Targeting Mitochondrial Dysfunction to Prevent Endothelial Dysfunction and Atherosclerosis in Diabetes: Focus on the Novel Uncoupler BAM15

Abstract

Diabetes mellitus is a chronic metabolic disorder characterized by persistent hyperglycemia, leading to endothelial dysfunction and accelerated atherosclerosis. Mitochondrial dysfunction, oxidative stress, and dysregulated lipid metabolism contribute to endothelial cell (EC) injury, promoting plaque formation and increasing cardiovascular disease risk. Current lipid-lowering therapies have limited effectiveness in restoring endothelial function, highlighting the need for novel strategies. Mitochondrial uncoupling has emerged as a promising approach, with BAM15-a newly identified mitochondrial uncoupler-showing potential therapeutic benefits. BAM15 enhances fatty acid oxidation (FAO), reduces reactive oxygen species, and protects ECs from hyperglycemia-induced apoptosis. Unlike conventional uncouplers, BAM15 demonstrates improved tolerability and efficacy without severe off-target effects. It restores mitochondrial function, improves endothelial survival, and supports metabolic homeostasis under hyperglycemic conditions. This review uniquely integrates emerging evidence on mitochondrial dysfunction, endothelial metabolism, and FAO to highlight the novel role of BAM15 in restoring vascular function in diabetes. We provide the first focused synthesis of BAM15's mechanistic impact on EC bioenergetics and position it within the broader landscape of mitochondrial-targeted therapies for diabetic vascular complications. Further research is needed to elucidate the molecular mechanism through which BAM15 modulates EC metabolism and to evaluate its long-term vascular effects in diabetic models.

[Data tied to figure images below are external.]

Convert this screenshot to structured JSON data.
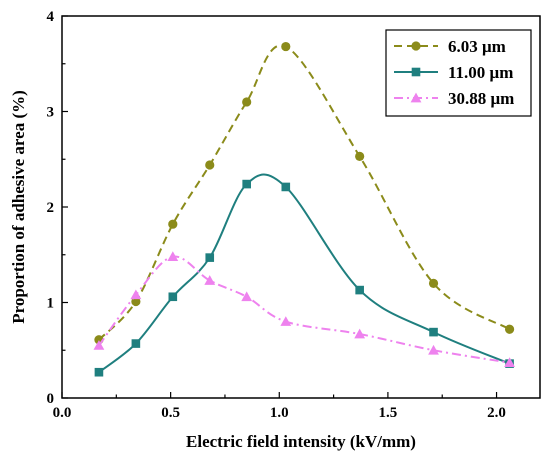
{
  "chart_data": {
    "type": "line",
    "xlabel": "Electric field intensity (kV/mm)",
    "ylabel": "Proportion of adhesive area (%)",
    "xlim": [
      0.0,
      2.2
    ],
    "ylim": [
      0,
      4
    ],
    "xticks": [
      "0.0",
      "0.5",
      "1.0",
      "1.5",
      "2.0"
    ],
    "yticks": [
      "0",
      "1",
      "2",
      "3",
      "4"
    ],
    "legend_position": "top-right",
    "grid": false,
    "series": [
      {
        "name": "6.03 μm",
        "color": "#8b8b1a",
        "marker": "circle",
        "dash": "dashed",
        "x": [
          0.17,
          0.34,
          0.51,
          0.68,
          0.85,
          1.03,
          1.37,
          1.71,
          2.06
        ],
        "y": [
          0.61,
          1.01,
          1.82,
          2.44,
          3.1,
          3.68,
          2.53,
          1.2,
          0.72
        ]
      },
      {
        "name": "11.00 μm",
        "color": "#1f7f7f",
        "marker": "square",
        "dash": "solid",
        "x": [
          0.17,
          0.34,
          0.51,
          0.68,
          0.85,
          1.03,
          1.37,
          1.71,
          2.06
        ],
        "y": [
          0.27,
          0.57,
          1.06,
          1.47,
          2.24,
          2.21,
          1.13,
          0.69,
          0.36
        ]
      },
      {
        "name": "30.88 μm",
        "color": "#ee82ee",
        "marker": "triangle",
        "dash": "dashdot",
        "x": [
          0.17,
          0.34,
          0.51,
          0.68,
          0.85,
          1.03,
          1.37,
          1.71,
          2.06
        ],
        "y": [
          0.55,
          1.08,
          1.48,
          1.23,
          1.06,
          0.8,
          0.67,
          0.5,
          0.37
        ]
      }
    ]
  }
}
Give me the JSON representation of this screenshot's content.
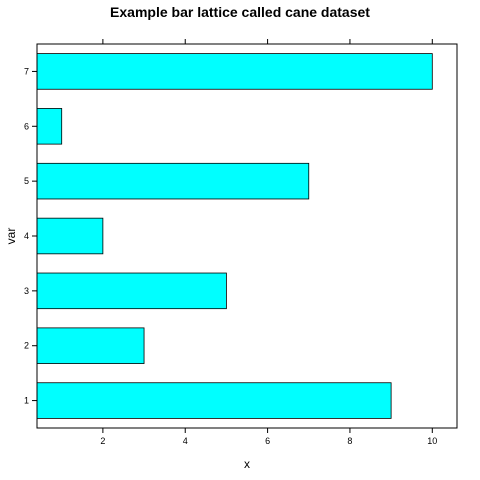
{
  "chart_data": {
    "type": "bar",
    "orientation": "horizontal",
    "title": "Example bar lattice called cane dataset",
    "xlabel": "x",
    "ylabel": "var",
    "categories": [
      "1",
      "2",
      "3",
      "4",
      "5",
      "6",
      "7"
    ],
    "values": [
      9,
      3,
      5,
      2,
      7,
      1,
      10
    ],
    "xlim": [
      0.4,
      10.6
    ],
    "xticks": [
      2,
      4,
      6,
      8,
      10
    ],
    "bar_color": "#00FFFF",
    "bar_edge_color": "#000000",
    "grid": false,
    "legend": false
  }
}
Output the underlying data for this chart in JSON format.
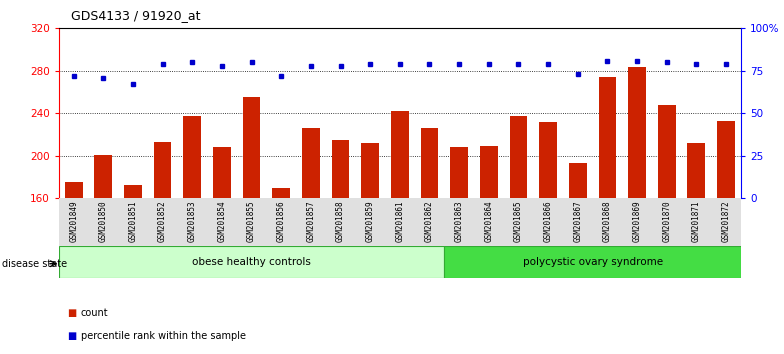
{
  "title": "GDS4133 / 91920_at",
  "samples": [
    "GSM201849",
    "GSM201850",
    "GSM201851",
    "GSM201852",
    "GSM201853",
    "GSM201854",
    "GSM201855",
    "GSM201856",
    "GSM201857",
    "GSM201858",
    "GSM201859",
    "GSM201861",
    "GSM201862",
    "GSM201863",
    "GSM201864",
    "GSM201865",
    "GSM201866",
    "GSM201867",
    "GSM201868",
    "GSM201869",
    "GSM201870",
    "GSM201871",
    "GSM201872"
  ],
  "counts": [
    175,
    201,
    172,
    213,
    237,
    208,
    255,
    170,
    226,
    215,
    212,
    242,
    226,
    208,
    209,
    237,
    232,
    193,
    274,
    284,
    248,
    212,
    233
  ],
  "percentiles": [
    72,
    71,
    67,
    79,
    80,
    78,
    80,
    72,
    78,
    78,
    79,
    79,
    79,
    79,
    79,
    79,
    79,
    73,
    81,
    81,
    80,
    79,
    79
  ],
  "group1_label": "obese healthy controls",
  "group2_label": "polycystic ovary syndrome",
  "group1_count": 13,
  "group2_count": 10,
  "ylim_left": [
    160,
    320
  ],
  "ylim_right": [
    0,
    100
  ],
  "yticks_left": [
    160,
    200,
    240,
    280,
    320
  ],
  "yticks_right": [
    0,
    25,
    50,
    75,
    100
  ],
  "ytick_labels_right": [
    "0",
    "25",
    "50",
    "75",
    "100%"
  ],
  "bar_color": "#cc2200",
  "dot_color": "#0000cc",
  "bar_width": 0.6,
  "group1_bg": "#ccffcc",
  "group2_bg": "#44dd44",
  "legend_count_color": "#cc2200",
  "legend_pct_color": "#0000cc"
}
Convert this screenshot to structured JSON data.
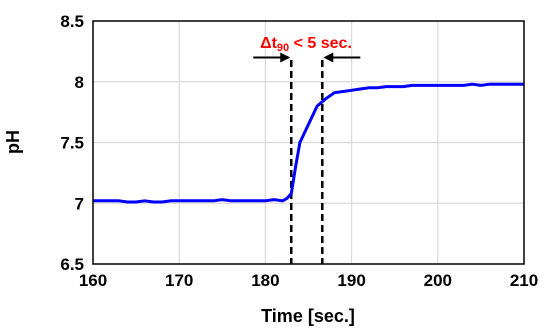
{
  "chart_data": {
    "type": "line",
    "xlabel": "Time [sec.]",
    "ylabel": "pH",
    "xlim": [
      160,
      210
    ],
    "ylim": [
      6.5,
      8.5
    ],
    "x_ticks": [
      160,
      170,
      180,
      190,
      200,
      210
    ],
    "x_tick_labels": [
      "160",
      "170",
      "180",
      "190",
      "200",
      "210"
    ],
    "y_ticks": [
      6.5,
      7,
      7.5,
      8,
      8.5
    ],
    "y_tick_labels": [
      "6.5",
      "7",
      "7.5",
      "8",
      "8.5"
    ],
    "grid": true,
    "series": [
      {
        "color": "#0000ff",
        "x": [
          160,
          161,
          162,
          163,
          164,
          165,
          166,
          167,
          168,
          169,
          170,
          171,
          172,
          173,
          174,
          175,
          176,
          177,
          178,
          179,
          180,
          181,
          182,
          182.5,
          183,
          183.5,
          184,
          185,
          186,
          187,
          188,
          189,
          190,
          191,
          192,
          193,
          194,
          195,
          196,
          197,
          198,
          199,
          200,
          201,
          202,
          203,
          204,
          205,
          206,
          207,
          208,
          209,
          210
        ],
        "y": [
          7.02,
          7.02,
          7.02,
          7.02,
          7.01,
          7.01,
          7.02,
          7.01,
          7.01,
          7.02,
          7.02,
          7.02,
          7.02,
          7.02,
          7.02,
          7.03,
          7.02,
          7.02,
          7.02,
          7.02,
          7.02,
          7.03,
          7.02,
          7.04,
          7.08,
          7.3,
          7.5,
          7.65,
          7.8,
          7.86,
          7.91,
          7.92,
          7.93,
          7.94,
          7.95,
          7.95,
          7.96,
          7.96,
          7.96,
          7.97,
          7.97,
          7.97,
          7.97,
          7.97,
          7.97,
          7.97,
          7.98,
          7.97,
          7.98,
          7.98,
          7.98,
          7.98,
          7.98
        ]
      }
    ],
    "annotations": {
      "label_main": "Δt",
      "label_sub": "90",
      "label_rest": " < 5 sec.",
      "color": "#ff0000",
      "markers_x": [
        183,
        186.6
      ],
      "arrow_y": 8.2
    }
  }
}
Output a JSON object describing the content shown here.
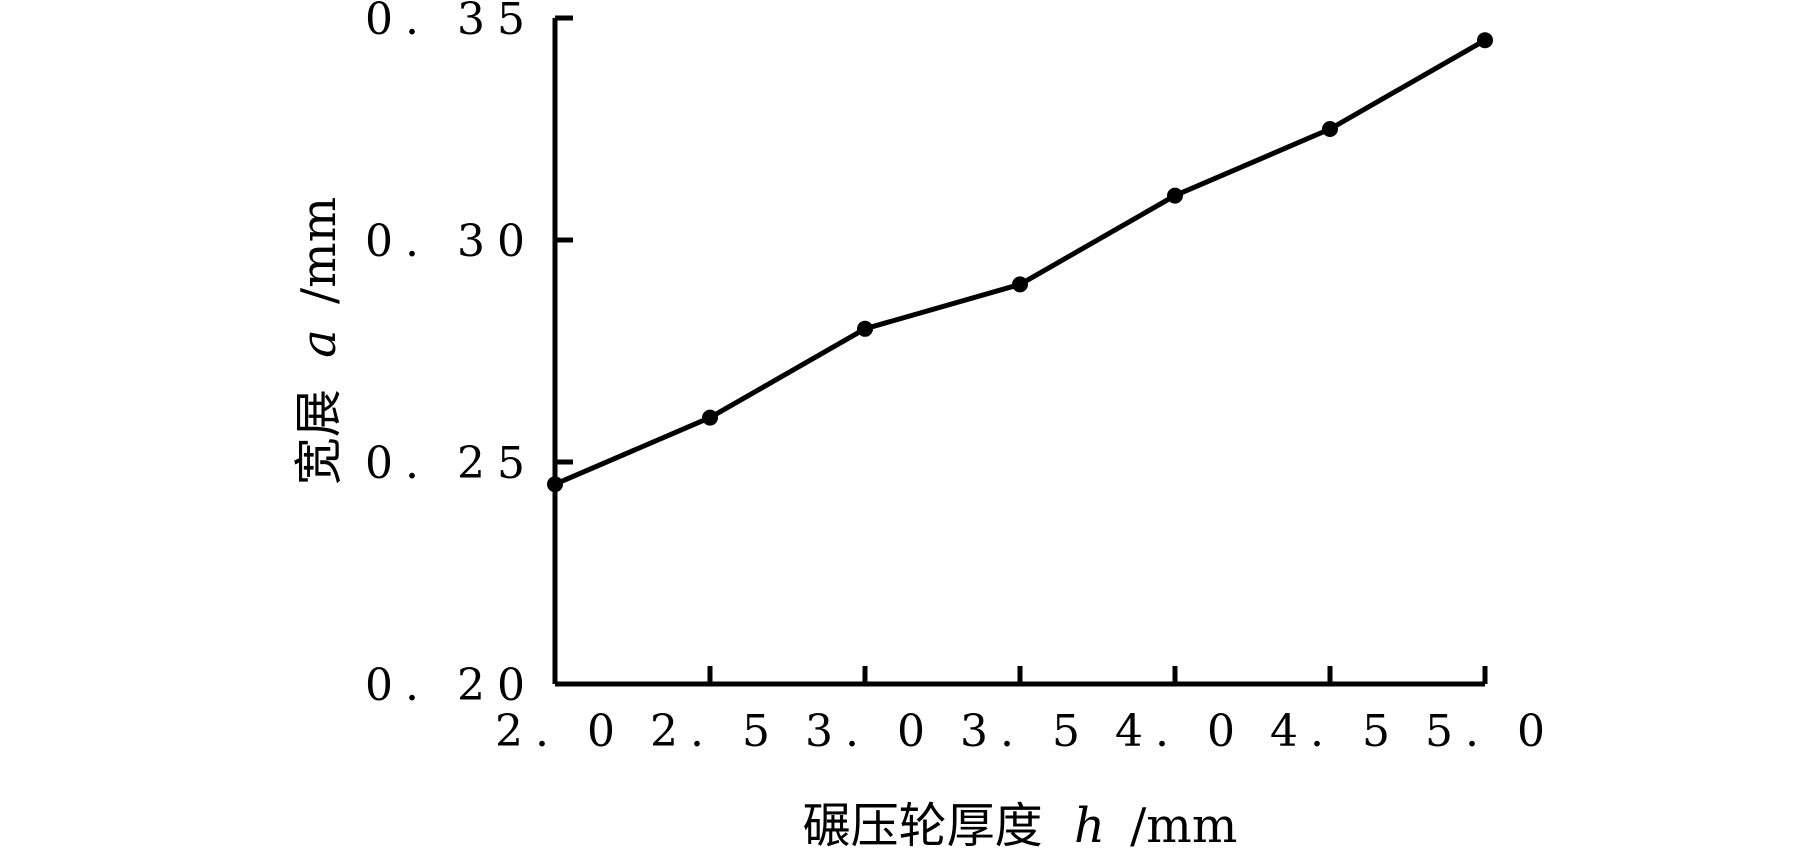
{
  "chart_data": {
    "type": "line",
    "x": [
      2.0,
      2.5,
      3.0,
      3.5,
      4.0,
      4.5,
      5.0
    ],
    "x_tick_labels": [
      "2. 0",
      "2. 5",
      "3. 0",
      "3. 5",
      "4. 0",
      "4. 5",
      "5. 0"
    ],
    "y_ticks": [
      0.2,
      0.25,
      0.3,
      0.35
    ],
    "y_tick_labels": [
      "0. 20",
      "0. 25",
      "0. 30",
      "0. 35"
    ],
    "series": [
      {
        "values": [
          0.245,
          0.26,
          0.28,
          0.29,
          0.31,
          0.325,
          0.345
        ]
      }
    ],
    "xlim": [
      2.0,
      5.0
    ],
    "ylim": [
      0.2,
      0.35
    ],
    "xlabel": {
      "prefix": "碾压轮厚度",
      "variable": "h",
      "unit": "/mm"
    },
    "ylabel": {
      "prefix": "宽展",
      "variable": "a",
      "unit": "/mm"
    },
    "grid": false,
    "line_color": "#000000",
    "marker_color": "#000000"
  }
}
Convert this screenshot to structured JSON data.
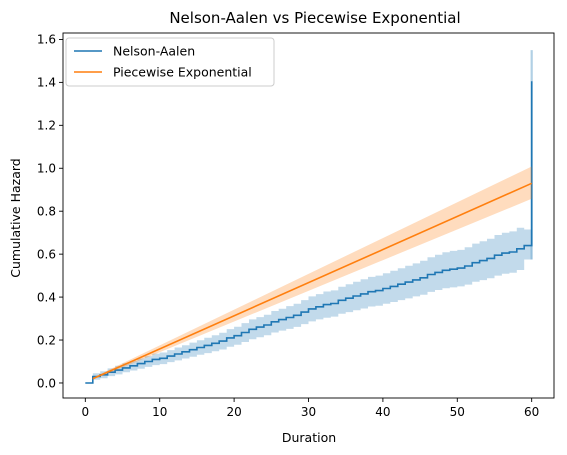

Keywords: atherosclerosis; diabetes mellitus; endothelial dysfunction; mitochondrial dysfunction; mitochondrial uncoupling.

Figure 1

Endothelial cells (ECs) facilitate low-density lipoprotein (LDL) transcytosis into the subendothelial space, initiating a vascular inflammatory response. In early atherosclerosis, the endothelium shifts from a quiescent to activated state in response to pro-atherogenic stimuli such as oxidized LDL (ox-LDL), pro-inflammatory cytokines, and disturbed flow. Activated ECs recruit immune cells, including T lymphocytes, neutrophils, and monocytes, into the intima. Monocyte-derived macrophages engulf lipids to form foam cells, which undergo necrosis and apoptosis, contributing to the lipid core of growing plaques. Increased endothelial permeability further facilitates LDL entry into the arterial wall, a key early event in plaque initiation, progression, and eventual rupture.

Figure 2

Schematic of atherosclerotic plaque formation from a healthy artery to plaque rupture, highlighting the most critical events that lead to its development at each stage. Diabetes, hypertension, dyslipidemia, vascular inflammation, and endothelial dysfunctions are all variables that contribute to plaque formation and rupture. Atherosclerosis develops gradually as cholesterol, fat, blood cells, and other blood components combine to produce plaque. When plaque builds up in the arteries, it causes them to narrow. This reduces the transport of oxygen-rich blood to tissues and vital organs in the body.

Figure 3

Schematic illustration showing the potential protective effects of BAM15 against atherosclerosis by enhancing EC function under hyperglycemic conditions. BAM15 mitigates mitochondrial damage by regulating membrane potential, reducing ROS, and inhibiting apoptosis. Through mild mitochondrial uncoupling, BAM15 increases energy expenditure, promotes FAO, and reduces intracellular lipid accumulation. These effects suggest BAM15 may serve as an effective therapeutic strategy for diabetes-associated atherosclerosis.